India's second largest IT exporter by sales Infosys shed 1.70% to Rs 1127.95. Reportedly the company is looking at a closer integration between its technology and BPO businesses to beat the slowdown blues. The move is expected to maximise profits for the tech bellweather at a time when billing rates are under pressure and customers want more value for the same price.

India's third largest IT exporter by sales Wipro slipped 2.40% to Rs 242. But India's largest IT exporter by sales Tata Consultancy Services rose 0.27% to Rs 498 on recent reports the company is likely to win two large BPO contracts estimated at $512 million following its acquisition of Citigroup Global Services in late 2008.

The rupee slipped to 48.89 per dollar from 48.76 on Thursday, 1 January 2009. A weak rupee boost operating margins of IT firms as IT companies derive a lion's share of revenue from exports.

India's largest drugmaker by sales, Ranbaxy Laboratories rose marginally by 0.06% to Rs 250.10. The stock slipped to day's low of Rs 242.60 on reports the company has missed a deadline to launch an anti-migraine drug in the US. Ranbaxy was expecting to earn almost $100 million from the drug, a low-cost version of GlaxoSmithKine-owned Imitrex.

State run oil marketing firms rose after US light, sweet crude fell $1.87 to $42.73 a barrel today, 2 January 2009 on profit booking after 14% surge on Wednesday, 31 December 2008. HPCL (up 0.68%), BPCL (up 1.33%), and IOC (up 0.97%), gained.
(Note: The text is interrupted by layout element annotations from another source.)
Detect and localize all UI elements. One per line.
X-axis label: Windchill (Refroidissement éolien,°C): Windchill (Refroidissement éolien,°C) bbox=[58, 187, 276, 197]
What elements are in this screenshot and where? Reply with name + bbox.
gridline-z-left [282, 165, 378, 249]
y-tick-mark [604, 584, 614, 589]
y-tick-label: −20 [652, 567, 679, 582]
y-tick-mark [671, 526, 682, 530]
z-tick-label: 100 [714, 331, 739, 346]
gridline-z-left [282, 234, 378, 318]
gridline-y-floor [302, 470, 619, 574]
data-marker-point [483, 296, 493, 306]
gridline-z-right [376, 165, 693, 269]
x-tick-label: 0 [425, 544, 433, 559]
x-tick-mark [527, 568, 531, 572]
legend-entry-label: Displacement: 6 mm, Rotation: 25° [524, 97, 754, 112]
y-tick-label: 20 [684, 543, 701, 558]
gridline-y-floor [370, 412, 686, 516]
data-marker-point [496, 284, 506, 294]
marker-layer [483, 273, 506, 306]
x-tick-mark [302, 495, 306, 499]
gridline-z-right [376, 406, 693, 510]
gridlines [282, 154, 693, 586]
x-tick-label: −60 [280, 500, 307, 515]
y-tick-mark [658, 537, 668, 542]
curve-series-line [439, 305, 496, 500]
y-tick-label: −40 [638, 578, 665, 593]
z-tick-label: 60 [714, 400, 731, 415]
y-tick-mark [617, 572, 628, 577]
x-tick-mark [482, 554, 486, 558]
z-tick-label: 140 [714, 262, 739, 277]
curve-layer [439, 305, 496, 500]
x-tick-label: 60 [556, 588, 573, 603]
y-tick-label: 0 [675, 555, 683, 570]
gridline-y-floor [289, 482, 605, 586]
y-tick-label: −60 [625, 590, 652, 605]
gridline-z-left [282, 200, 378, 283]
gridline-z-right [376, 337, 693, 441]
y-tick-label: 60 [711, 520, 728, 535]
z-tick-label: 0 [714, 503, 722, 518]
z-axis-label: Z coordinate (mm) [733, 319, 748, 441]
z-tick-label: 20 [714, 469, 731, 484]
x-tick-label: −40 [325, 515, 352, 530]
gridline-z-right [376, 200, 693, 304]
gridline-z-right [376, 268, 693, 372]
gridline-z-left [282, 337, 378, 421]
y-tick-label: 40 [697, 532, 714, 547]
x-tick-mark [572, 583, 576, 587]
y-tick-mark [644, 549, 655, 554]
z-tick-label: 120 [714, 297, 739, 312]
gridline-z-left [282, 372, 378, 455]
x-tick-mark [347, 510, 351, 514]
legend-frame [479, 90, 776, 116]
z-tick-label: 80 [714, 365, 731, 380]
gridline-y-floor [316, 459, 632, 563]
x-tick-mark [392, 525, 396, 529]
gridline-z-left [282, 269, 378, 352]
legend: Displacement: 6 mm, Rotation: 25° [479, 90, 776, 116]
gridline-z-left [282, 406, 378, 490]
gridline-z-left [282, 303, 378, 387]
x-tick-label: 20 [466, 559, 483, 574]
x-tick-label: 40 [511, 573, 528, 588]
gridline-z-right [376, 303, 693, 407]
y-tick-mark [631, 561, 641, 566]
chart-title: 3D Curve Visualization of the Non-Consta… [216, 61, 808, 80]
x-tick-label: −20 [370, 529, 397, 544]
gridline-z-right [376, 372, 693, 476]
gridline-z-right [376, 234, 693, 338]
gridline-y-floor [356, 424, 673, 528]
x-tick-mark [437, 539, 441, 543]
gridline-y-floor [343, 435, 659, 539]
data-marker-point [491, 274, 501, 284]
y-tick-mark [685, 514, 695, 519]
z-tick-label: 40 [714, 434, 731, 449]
Lower oil prices will reduce underrecoveries at the state-run oil firms on domestic sale of LPG and kerosene at a controlled price. Oil firms are making profit on sale of petrol and diesel thanks to a sharp fall in crude oil prices over the past few months.

Satyam Computer Services was the top traded counter on BSE with turnover of Rs 268.06 crore followed by Reliance Industries (Rs 263.48 crore), Reliance Natural Resources (Rs 189.26 crore), DLF (Rs 162.74 crore) and HDFC (Rs 160.87 crore).

Unitech led the volume chart on BSE clocking volumes of 3.32 crore shares followed by Reliance Natural Resources (3.02 crore), GVK Power Infrastructure (2.03 crore), Suzlon Energy (1.97 crore) and Satyam Computer Services (1.51 crore).

Among the small and mid-cap stocks, India Infoline (up 20.69%), Tanla Solutions (up 17.01%), Core Projects (up 14.29%), Nagarjuna Construction (up 14.71%), Entertainment Network (up 13.52%), Thomas Cook (up 13.02%), INOX Leisure (up 19.91%), JBF Industries (up 20%), Walchandnagar (up 15.69%), Nitco Tiles (up 11.97%), Unichem Laboratories (up 11.62%), surged.

Gujarat Alkalies and Chemicals spurted 11.99% to Rs 81.25 on reports its shareholders blocked the state government's demand to contribute a large part of company's profits to various social projects.

Transgene Biotek was locked at 5% upper circuit filter at Rs 20.35 on receiving regulatory nod for manufacturing four drugs. The company made this announcement during trading hours today, 2 January 2009.

Neyveli Lignite Corporation rose 2.38% to Rs 71.45 after the company said its board approved fund raising plan for the projects presently under implementation. This is a positive development as the company's projects will not be put on hold due to cash crunch.

United Phosphorus rose 6.48% to Rs 115.80 on reports the firm is looking at acquisitions in Latin America and East Europe to expand its footprint in the global market.